Goyal, et al., 2017

Intro

A new training procedure for recurrent VAEs is proposed. Recall that for VAEs, we model a joint distribution over observations $x$ and latent variables $z$, and assume that $z$ is involved in the generation of $x$. This distribution is parameterized by $\theta$. Maximizing the marginal log-likelihood $p_{\theta}(x)$ wrt $\theta$ is intractable bc it requires integrating over $z$. Instead, introduce a variational distribution $q_{\phi}(z|x)$ and maximize a lower bound on the marginal log-likelihood–the ELBO.

Stochastic recurrent networks

When applying VAEs to sequences, it has been proposed to use recurrent networks for the recognition network (aka inference network aka variation posterior) and the generation network (aka decoder aka conditional probability of the next observation given previous observations and latents). These probabilistic models can be autoregressive (in this paper, they use LSTMs with MLPs for predicting the parameters of Gaussian distributions). It is common to model these conditional distributions with Gaussians for continuous variables or categoricals for discrete variables.

Usually, the prior over latent variables is also learned with a parametric model.

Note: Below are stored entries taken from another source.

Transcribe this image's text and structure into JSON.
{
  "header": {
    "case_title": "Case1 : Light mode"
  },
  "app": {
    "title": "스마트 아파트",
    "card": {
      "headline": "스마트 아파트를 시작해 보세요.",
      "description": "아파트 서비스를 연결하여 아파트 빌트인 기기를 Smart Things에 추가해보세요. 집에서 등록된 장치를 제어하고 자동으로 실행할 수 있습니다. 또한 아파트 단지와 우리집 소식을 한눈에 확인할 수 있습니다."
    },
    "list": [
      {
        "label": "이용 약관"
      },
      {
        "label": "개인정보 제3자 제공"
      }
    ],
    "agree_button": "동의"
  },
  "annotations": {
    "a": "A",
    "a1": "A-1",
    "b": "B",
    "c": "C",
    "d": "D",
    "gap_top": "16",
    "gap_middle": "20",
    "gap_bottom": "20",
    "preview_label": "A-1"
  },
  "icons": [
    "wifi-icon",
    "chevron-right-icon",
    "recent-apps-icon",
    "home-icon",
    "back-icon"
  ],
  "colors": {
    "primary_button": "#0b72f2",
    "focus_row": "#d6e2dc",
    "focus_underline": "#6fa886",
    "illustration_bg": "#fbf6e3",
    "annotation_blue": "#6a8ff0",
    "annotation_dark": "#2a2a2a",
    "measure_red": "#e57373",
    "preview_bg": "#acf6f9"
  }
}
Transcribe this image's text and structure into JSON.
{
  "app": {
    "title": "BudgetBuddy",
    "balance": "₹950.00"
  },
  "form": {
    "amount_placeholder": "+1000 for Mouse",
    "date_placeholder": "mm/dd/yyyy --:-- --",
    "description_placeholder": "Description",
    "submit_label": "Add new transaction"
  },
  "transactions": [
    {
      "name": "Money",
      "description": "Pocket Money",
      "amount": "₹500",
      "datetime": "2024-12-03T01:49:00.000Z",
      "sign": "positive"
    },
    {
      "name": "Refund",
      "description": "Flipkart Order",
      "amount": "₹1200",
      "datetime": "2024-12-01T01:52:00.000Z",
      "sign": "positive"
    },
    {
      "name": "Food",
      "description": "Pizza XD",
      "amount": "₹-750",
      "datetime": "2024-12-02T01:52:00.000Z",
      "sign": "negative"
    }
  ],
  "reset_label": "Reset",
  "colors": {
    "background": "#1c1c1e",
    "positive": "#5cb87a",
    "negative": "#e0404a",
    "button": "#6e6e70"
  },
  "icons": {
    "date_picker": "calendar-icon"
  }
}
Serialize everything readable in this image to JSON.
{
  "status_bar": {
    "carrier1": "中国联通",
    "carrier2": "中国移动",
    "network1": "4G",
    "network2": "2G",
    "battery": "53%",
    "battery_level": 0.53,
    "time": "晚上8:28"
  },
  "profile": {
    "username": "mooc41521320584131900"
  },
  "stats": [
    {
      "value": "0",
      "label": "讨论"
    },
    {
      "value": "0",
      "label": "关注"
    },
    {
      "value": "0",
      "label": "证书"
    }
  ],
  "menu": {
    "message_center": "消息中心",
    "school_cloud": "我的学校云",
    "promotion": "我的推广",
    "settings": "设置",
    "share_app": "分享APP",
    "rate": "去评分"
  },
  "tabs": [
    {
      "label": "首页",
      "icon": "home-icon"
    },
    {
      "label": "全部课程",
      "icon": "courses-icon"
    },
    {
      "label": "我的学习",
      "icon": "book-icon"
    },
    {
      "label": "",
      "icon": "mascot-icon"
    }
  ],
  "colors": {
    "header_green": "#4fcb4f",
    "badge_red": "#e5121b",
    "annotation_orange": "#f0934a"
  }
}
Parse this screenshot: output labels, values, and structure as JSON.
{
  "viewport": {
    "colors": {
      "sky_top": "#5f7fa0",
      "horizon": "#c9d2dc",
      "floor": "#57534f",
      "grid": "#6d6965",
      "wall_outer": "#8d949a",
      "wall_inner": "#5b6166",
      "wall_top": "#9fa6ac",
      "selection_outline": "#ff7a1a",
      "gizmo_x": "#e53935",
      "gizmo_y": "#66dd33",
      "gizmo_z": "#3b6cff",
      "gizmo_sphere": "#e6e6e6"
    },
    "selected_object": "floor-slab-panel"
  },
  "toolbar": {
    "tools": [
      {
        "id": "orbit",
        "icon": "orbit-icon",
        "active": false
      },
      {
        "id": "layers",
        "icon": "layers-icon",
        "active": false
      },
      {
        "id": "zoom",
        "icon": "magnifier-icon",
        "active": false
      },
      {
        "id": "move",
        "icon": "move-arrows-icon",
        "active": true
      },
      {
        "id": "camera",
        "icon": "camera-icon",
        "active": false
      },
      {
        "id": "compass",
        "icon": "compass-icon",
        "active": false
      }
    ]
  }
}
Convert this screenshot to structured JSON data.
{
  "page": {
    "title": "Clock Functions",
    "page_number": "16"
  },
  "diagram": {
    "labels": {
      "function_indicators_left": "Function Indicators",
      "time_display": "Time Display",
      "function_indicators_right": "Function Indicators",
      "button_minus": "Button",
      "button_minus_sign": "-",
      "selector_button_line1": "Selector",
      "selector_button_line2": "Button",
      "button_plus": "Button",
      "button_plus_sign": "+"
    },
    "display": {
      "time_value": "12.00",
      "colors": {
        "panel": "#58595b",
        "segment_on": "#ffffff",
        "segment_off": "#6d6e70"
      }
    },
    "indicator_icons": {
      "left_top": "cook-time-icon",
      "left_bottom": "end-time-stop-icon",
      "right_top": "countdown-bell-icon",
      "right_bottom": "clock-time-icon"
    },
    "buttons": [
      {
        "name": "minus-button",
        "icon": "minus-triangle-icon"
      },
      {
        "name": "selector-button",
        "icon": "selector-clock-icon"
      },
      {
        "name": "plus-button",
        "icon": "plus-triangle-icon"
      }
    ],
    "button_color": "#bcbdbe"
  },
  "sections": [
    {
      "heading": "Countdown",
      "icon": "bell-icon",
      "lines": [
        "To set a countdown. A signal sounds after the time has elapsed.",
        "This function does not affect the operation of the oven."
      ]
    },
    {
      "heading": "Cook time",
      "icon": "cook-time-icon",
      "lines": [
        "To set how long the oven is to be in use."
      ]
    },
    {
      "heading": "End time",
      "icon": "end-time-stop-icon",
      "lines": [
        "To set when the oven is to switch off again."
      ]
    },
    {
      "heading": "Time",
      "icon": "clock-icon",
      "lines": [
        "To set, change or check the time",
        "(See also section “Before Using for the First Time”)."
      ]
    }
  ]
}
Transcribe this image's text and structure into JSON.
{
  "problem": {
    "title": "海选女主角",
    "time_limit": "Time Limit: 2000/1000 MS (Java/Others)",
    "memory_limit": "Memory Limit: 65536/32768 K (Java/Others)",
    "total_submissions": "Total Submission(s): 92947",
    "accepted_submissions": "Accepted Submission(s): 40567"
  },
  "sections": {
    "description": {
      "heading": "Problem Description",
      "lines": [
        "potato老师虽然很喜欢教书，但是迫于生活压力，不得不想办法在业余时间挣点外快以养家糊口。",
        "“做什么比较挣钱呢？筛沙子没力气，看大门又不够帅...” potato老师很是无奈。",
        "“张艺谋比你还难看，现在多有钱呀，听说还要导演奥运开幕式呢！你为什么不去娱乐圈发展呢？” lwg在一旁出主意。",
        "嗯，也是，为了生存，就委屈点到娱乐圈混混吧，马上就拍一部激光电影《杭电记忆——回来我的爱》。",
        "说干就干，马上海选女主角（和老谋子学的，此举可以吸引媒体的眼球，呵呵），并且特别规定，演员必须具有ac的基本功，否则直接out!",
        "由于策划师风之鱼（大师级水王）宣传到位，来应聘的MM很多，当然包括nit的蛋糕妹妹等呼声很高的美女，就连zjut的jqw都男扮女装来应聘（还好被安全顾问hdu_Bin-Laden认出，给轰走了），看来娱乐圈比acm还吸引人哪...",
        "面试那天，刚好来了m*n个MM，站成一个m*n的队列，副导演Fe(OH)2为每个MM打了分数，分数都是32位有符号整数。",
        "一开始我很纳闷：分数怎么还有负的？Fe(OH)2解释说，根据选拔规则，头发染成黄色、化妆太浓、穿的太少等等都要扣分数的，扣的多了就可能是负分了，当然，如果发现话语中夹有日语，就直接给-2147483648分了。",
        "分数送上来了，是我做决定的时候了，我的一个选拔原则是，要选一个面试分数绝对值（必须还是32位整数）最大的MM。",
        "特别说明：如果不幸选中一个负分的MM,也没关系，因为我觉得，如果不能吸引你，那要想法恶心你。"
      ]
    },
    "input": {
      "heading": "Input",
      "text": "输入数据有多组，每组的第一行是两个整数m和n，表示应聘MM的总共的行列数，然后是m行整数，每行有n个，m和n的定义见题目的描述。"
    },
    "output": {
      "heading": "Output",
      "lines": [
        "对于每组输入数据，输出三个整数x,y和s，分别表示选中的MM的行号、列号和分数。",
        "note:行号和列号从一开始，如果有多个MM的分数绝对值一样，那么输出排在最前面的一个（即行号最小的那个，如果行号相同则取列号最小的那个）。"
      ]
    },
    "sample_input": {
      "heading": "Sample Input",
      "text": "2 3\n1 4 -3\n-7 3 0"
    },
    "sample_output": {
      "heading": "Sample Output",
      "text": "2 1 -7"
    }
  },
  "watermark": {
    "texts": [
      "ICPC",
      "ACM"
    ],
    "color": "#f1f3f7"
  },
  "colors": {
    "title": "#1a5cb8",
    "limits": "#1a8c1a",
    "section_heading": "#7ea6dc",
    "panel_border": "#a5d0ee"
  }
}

If I’m not mistaken, learning the parameters of these parametric models with a training data set, and the using them at test time for fast inference is referred to as amortized variational inference, which appears to have correlaries in our cognition.

Z-forcing

Strong autoregressive decoders overpower the latent variables $z$, preventing the CPD from learning complex multi-modal distributions. To mitigate this, they introduce an auxiliary cost to the training objective. An extra parametric model is introduced, $p_{\eta}(b | z)$, that “forces” the latents to be predictive of the hidden states $b$ of the “backward network” (the inference network).

Experiments

They validate the approach on speech modeling (TIMIT, Blizzard) and language modeling. The metric is average LL. On Seqeuential MNIST, z-forcing is competitive with “deeper” recurrent generative models like PixelRNN.

Some fun language modeling results interpolating the latent space

Takeaways

It’s always a consideration as to whether increasing the complexity of an approach (adding an extra network and auxiliary cost) is worth the effort vs. simpler approaches that can get almost the same performance. The results on TIMIT and Blizzard are pretty convincing. The authors also suggest incorporating the auxiliary loss with PixelRNN/CNN in future work.